- Born: Rosemary Isabel Forbes October 27, 1913 Paris, France
- Died: November 14, 2002 (aged 89) Manchester-by-the-Sea, Massachusetts, U.S.
- Spouse: Richard Kerry ​ ​(m. 1941; died 2000)​
- Children: Margaret; John; Diana; Cameron;
- Parents: James Grant Forbes II; Margaret Tyndal Winthrop;
- Relatives: Forbes family

= Rosemary Forbes Kerry =

American nurse, American Girl Scout leader, and social activist

Rosemary Isabel Kerry (née Forbes; October 27, 1913 – November 14, 2002) was an American nurse and social activist.

==Early life==
Rosemary Isabel Forbes was born in Paris, France, to American parents. She was one of eleven children of James Grant Forbes II of the Forbes family and Margaret Tyndal Winthrop of the Dudley–Winthrop family. Margaret was a granddaughter of politician Robert Charles Winthrop.

==Work==
She studied to be a nurse, and served in the Red Cross in Paris during World War II where she treated wounded soldiers at Montparnasse. According to her son John, Rosemary and her sister escaped from Paris on bicycles the day before the Nazis took the city. The sisters foraged their way across France while being shot at by German fighters, eventually making their way to Portugal before returning to the United States.

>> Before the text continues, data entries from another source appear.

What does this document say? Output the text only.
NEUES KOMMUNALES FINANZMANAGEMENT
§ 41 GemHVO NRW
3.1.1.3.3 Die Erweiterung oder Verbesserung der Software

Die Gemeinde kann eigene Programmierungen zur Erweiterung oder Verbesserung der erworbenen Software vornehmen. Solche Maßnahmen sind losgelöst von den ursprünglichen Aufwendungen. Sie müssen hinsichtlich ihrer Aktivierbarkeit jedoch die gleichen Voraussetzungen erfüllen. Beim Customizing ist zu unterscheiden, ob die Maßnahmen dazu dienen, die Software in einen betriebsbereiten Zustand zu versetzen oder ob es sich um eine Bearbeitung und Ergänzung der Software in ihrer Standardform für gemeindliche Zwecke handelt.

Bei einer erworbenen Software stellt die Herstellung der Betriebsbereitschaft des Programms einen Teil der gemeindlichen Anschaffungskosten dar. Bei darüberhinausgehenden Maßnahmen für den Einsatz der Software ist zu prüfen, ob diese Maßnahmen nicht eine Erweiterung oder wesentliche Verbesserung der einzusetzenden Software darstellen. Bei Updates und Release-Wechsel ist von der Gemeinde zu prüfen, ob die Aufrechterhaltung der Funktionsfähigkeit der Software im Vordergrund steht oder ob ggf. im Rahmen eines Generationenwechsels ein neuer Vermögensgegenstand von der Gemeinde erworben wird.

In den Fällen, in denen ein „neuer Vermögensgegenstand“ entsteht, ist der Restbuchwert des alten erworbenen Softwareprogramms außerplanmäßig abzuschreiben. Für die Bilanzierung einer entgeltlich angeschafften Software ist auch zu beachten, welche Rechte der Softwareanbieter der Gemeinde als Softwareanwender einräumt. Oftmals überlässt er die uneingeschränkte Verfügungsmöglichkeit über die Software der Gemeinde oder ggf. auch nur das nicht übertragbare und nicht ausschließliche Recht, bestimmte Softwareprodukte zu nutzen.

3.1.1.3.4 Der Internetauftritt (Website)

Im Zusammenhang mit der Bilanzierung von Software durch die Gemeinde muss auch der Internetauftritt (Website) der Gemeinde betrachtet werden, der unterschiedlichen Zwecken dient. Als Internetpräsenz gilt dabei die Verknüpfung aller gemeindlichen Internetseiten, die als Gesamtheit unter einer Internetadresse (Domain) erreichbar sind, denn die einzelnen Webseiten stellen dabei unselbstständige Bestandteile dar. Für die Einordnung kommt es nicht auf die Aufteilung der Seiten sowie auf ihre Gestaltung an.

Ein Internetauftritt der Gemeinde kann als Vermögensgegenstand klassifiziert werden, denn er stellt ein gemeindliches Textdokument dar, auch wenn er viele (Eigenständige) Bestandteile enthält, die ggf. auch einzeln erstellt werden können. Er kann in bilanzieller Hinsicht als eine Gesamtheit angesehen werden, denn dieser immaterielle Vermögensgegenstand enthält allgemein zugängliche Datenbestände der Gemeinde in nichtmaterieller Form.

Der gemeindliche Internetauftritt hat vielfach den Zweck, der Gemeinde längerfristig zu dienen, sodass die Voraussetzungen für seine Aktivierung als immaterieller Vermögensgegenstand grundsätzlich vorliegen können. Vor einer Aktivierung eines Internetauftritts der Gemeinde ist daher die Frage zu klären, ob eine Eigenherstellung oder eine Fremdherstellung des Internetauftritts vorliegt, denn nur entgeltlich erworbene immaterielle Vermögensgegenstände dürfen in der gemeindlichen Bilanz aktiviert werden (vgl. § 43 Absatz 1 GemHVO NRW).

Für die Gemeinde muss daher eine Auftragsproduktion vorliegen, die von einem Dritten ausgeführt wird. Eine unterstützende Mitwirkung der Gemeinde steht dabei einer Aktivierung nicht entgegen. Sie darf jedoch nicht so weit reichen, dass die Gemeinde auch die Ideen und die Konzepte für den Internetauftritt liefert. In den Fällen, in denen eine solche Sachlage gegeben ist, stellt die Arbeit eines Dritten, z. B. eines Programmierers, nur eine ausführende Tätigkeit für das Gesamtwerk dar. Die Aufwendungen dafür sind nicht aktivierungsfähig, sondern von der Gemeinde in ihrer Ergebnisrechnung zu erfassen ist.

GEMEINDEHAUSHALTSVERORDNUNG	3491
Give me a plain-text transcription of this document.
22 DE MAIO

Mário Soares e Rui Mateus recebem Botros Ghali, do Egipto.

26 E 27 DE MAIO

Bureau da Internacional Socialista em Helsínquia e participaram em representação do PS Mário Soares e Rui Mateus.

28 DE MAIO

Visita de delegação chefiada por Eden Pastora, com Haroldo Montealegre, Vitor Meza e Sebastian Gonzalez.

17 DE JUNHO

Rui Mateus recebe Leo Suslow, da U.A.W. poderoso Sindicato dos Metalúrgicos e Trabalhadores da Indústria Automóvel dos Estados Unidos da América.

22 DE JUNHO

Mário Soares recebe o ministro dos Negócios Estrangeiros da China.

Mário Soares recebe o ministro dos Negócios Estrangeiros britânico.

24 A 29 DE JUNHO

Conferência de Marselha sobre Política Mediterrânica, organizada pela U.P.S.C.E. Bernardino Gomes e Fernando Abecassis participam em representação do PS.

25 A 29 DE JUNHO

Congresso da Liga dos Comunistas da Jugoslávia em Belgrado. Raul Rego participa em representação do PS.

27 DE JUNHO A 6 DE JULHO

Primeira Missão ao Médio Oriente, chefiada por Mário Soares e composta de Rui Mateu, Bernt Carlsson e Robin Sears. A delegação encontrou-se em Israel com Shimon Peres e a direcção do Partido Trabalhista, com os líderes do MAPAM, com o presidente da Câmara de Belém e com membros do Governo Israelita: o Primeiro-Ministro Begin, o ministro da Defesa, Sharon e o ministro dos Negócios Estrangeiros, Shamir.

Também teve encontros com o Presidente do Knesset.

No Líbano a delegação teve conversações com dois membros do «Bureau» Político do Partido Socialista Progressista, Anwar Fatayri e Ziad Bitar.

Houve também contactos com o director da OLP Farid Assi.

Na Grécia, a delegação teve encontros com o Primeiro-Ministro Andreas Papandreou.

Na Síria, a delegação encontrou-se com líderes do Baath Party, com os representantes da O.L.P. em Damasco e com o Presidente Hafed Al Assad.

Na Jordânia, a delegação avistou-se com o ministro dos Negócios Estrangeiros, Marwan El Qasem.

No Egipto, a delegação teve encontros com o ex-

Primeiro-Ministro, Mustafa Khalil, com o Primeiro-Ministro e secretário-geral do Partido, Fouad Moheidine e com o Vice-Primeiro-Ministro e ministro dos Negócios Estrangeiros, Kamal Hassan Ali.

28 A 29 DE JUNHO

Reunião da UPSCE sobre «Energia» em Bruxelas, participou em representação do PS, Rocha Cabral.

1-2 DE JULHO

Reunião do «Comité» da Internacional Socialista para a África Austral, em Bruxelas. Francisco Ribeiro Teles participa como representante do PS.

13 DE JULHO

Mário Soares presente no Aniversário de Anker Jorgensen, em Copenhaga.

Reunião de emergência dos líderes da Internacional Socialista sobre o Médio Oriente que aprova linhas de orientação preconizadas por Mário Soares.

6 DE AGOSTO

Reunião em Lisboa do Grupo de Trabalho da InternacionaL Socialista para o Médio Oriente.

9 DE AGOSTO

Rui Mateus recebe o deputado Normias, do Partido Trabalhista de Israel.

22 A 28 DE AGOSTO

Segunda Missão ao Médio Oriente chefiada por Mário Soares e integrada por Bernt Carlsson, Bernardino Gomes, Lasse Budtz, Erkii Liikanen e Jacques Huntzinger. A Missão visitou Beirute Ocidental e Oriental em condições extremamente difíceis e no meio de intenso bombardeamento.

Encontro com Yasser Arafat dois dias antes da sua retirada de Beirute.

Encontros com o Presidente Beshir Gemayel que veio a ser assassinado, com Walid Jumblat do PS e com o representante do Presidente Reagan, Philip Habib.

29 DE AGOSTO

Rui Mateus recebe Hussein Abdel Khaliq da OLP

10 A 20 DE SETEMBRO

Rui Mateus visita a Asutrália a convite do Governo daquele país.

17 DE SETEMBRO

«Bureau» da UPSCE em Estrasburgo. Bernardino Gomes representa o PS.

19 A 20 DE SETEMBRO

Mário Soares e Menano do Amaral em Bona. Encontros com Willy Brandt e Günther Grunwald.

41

Rosemary also was a Girl Scout leader at the troop and council level in Groton, Massachusetts, for 50 years.

==Personal life==
On February 8, 1941, she married Richard John Kerry in Montgomery, Alabama. Kerry was a graduate of Yale University and Harvard Law School. Richard and Rosemary met when Kerry took a sculpture class at the resort of Saint-Briac, where the Forbes family built the family estate. Together, they were the parents of four children:
- Margaret "Peggy" Kerry (b. 1941);
- John Kerry (b. 1943), the former United States Secretary of State and 2004 Democratic nominee for President of the United States;
- Diana Kerry (b. 1947);
- Cameron Kerry (b. 1950), a Boston lawyer who was a General Counsel of the U.S. Department of Commerce and an adjunct law professor at Suffolk Law School. Cameron Kerry is the father of two daughters, Diana and Elizabeth (Peggy).

Kerry died on November 14, 2002, at Manchester-by-the-Sea, Massachusetts. Upon her death, her son John inherited "trusts with $300,000 to $1.5 million in assets."